The success of ETFs is founded on a host of their appealing qualities, such as their low-cost status, diversification capabilities, liquidity, tax-efficiency, convenience, and transparency. All of these traits help exchange-traded funds democratize the world of investment, by pushing fees towards zero, and creating market-wide pressure for others to repackage existing investment strategies and themes into something resembling an exchange-traded fund. On the flip side, the popularity of ETFs stirs up worries that near-ubiquity will produce corresponding negative effects, though these have yet to materialize.

An ETF is a type of marketable security, or an unrestricted financial instrument that may be purchased or sold on public stock or bond exchanges. They are liquid, and may be rapidly converted into money at reasonable prices.

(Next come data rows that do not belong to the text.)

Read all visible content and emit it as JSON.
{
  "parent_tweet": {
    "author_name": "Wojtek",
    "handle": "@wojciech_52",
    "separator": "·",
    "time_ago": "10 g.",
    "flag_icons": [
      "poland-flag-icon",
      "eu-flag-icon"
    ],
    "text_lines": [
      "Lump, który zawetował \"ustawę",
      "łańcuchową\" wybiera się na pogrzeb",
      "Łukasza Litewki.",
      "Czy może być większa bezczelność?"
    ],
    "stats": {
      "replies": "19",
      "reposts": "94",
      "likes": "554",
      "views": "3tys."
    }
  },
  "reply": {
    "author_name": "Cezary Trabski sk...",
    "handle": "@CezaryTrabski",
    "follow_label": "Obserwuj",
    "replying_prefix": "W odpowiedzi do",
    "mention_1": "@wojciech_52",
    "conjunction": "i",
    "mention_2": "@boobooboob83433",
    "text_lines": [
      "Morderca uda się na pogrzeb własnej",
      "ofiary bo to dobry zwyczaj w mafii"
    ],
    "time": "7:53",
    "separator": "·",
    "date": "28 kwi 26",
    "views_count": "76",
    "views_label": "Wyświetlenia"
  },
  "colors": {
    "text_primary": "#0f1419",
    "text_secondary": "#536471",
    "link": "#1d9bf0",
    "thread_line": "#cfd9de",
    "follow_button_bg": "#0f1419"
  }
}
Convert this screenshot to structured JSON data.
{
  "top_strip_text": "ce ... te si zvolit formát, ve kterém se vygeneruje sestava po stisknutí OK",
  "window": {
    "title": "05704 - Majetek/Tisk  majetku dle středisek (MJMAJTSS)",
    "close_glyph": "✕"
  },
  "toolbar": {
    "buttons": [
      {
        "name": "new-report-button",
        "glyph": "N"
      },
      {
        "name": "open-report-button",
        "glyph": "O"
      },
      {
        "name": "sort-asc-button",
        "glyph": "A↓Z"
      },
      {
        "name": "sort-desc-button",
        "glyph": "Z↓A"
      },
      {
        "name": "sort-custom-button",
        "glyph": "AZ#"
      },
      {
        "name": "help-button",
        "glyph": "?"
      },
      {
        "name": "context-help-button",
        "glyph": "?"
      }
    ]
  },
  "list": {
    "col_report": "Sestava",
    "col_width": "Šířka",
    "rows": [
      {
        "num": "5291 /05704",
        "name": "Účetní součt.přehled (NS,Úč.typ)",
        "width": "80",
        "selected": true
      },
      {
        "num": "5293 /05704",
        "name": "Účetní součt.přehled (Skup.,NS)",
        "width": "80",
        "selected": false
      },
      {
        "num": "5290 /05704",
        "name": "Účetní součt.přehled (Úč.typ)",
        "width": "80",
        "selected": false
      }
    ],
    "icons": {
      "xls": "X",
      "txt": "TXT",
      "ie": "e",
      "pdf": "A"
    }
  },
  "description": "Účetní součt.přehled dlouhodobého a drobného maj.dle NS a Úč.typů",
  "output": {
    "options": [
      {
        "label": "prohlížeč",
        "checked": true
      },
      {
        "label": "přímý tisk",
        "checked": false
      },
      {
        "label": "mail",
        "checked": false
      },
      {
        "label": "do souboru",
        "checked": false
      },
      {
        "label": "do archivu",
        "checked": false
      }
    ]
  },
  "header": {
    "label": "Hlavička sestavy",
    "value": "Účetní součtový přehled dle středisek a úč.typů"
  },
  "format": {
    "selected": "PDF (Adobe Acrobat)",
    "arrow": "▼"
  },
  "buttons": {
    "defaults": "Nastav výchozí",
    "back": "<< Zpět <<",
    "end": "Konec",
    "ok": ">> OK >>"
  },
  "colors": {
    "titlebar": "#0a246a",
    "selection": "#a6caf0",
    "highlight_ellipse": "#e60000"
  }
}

Marketable securities tend to be very liquid because their maturities are typically under a year. The rates at which they are bought or sold also has minimal impact on their prices. Marketable securities are appealing because their high liquidity renders them an excellent way for businesses to store their reserved cash and earn interest rates simultaneously.

Marketable securities can be bought or sold on public exchanges, and are hence either marketable equity or debt securities. Marketable securities also have strong secondary markets to facilitate speedy buy/sell transactions. These secondary markets provide accurate price quotes for investors. Finally, because of their high liquidity and the comparative security of investing in them, marketable securities do not typically offer high returns. Some examples of marketable securities include common stock, commercial paper, banker's acceptances, Treasury bills, and other money market instruments.

Although ETFs have many benefits, they also have drawbacks, including the comparatively large brokerage commissions involved with making transactions.